Theresa centralized her planbook in Common Planner and shared it with colleagues—so collaboration became continuous, searchable, and not dependent on meetings.

  • One shared planbook, accessible 24/7: Co-teachers and teammates can check pacing, tests, and materials anytime (“Where’s Theresa at today?”).
  • Plan ahead without a meeting: Theresa’s ELL co-teacher can review upcoming units at any time and add accommodations/resources in advance—no need to sync schedules.
  • Instant context for better collaboration: Seeing each other’s materials reduces catch-up time in PLCs and makes accommodations and shared assessments easier to align.

Lesson Planning Before Common Planner

Before Common Planner, teaching was done on an island.

"Everything we did in our classroom was on an island. You could share hard copies, walk down the hall and tell someone your great idea, but they could never get the nuances of it."

Theresa remembers the flash drive days all too well.

"I vividly remember taking flash drives to transport things from school to home. And it still only worked if I got the other teacher to email me the file that I could download onto my flash drive."

The isolation meant innovation stalled year after year.

"I believe we weren't innovative from year to year. We tended to get stuck in what we always did because last year was good enough. With technology and Common Planner, nothing's good enough anymore—it always changes from year to year, from day to day."

"She can look ahead as much as she wants"

Lesson Planning with Common Planner

When Theresa talks about collaboration now, there's a shift in her voice—from isolation to true teamwork.

She shares her plan book with her ELL co-teacher, and the impact is immediate.

"The co-teacher can now look ahead as much as she wants. She's looking for topics, not dates, and she can already work on something we're going to do in December or January."

The real transformation? They understand each other without needing lengthy meetings.

"We got to the point where we could finish one another's sentences, and it wasn't because we ever had conversations that deep together. It was because we were looking at each other's material. I knew what she was talking about when she started talking about the accommodation she was making because I had already seen what she was thinking."
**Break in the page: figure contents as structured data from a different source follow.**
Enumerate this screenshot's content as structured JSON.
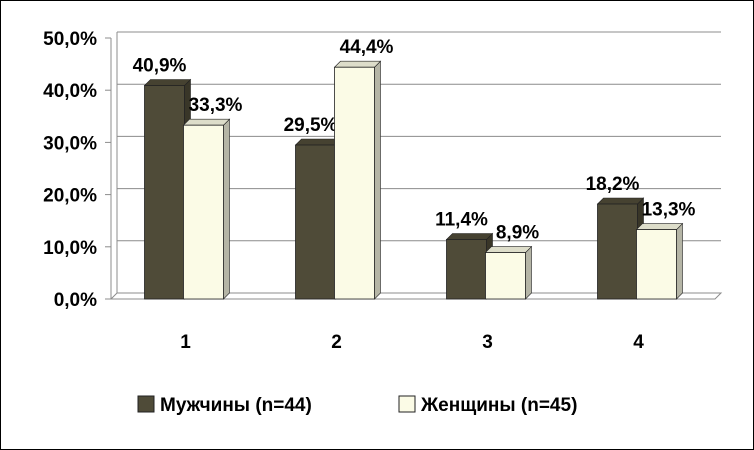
{
  "chart_data": {
    "type": "bar",
    "categories": [
      "1",
      "2",
      "3",
      "4"
    ],
    "series": [
      {
        "name": "Мужчины (n=44)",
        "values": [
          40.9,
          29.5,
          11.4,
          18.2
        ],
        "labels": [
          "40,9%",
          "29,5%",
          "11,4%",
          "18,2%"
        ],
        "color": "#4f4b38"
      },
      {
        "name": "Женщины (n=45)",
        "values": [
          33.3,
          44.4,
          8.9,
          13.3
        ],
        "labels": [
          "33,3%",
          "44,4%",
          "8,9%",
          "13,3%"
        ],
        "color": "#fbfbe6"
      }
    ],
    "yticks": [
      "0,0%",
      "10,0%",
      "20,0%",
      "30,0%",
      "40,0%",
      "50,0%"
    ],
    "ylim": [
      0,
      50
    ],
    "grid": true,
    "legend": "bottom",
    "title": "",
    "xlabel": "",
    "ylabel": ""
  }
}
Theresa's collaboration extends across buildings now too. Her district is large—two middle schools, nine teachers in the department—and they're required to have common assessments but no common planning time.

"When am I going to communicate with them aside from my own personal time? It doesn't happen in the school day when we're in two separate buildings and we don't have common planning time."

Common Planner solved this entirely.

"She can say, 'Oh, where's Theresa at today? Where has she written down when she's going to give that test? Let me look.' And she can access it 24/7."

Even a 25-year veteran teacher who recently moved from high school to 6th grade now has Theresa's entire plan book.

"She's feeling like a new teacher, and I'm like, 'Here's my plan book.' When we have PLC time, we're both on the same page. She can ask questions about something in January and I know what she's talking about. We don't have to spend time getting caught up."

Why I Love Common Planner

"Common Planner was my lesson planning AI before AI existed. The database for that AI was my own material, but I could access it as fast as AI could because it was in one place, in Common Planner."

Theresa especially loves how it keeps her innovative, even after 34 years in the classroom.

"People say to me, 'Why did you spend so much time changing that lesson?' Well, because I can. It's fast. It's easy. There's new stuff everywhere, and maybe it's better than what I already have."

The accessibility extends to everything—resources, standards, and ideas she wants to save for later.

"I can move ahead three months and put something in there because I just found something for MLK and I want to use it. I can put the link right in there, and when I get to that planning, I see it already. I don't have to go dig through any bookmarks or documents."

She pauses, thinking about how far collaboration has come.

"I love Common Planner because it lets me collaborate with colleagues in ways that were impossible before. We're finally planning together in real time without needing to be in the same room. Everything's in one place. That's the magic."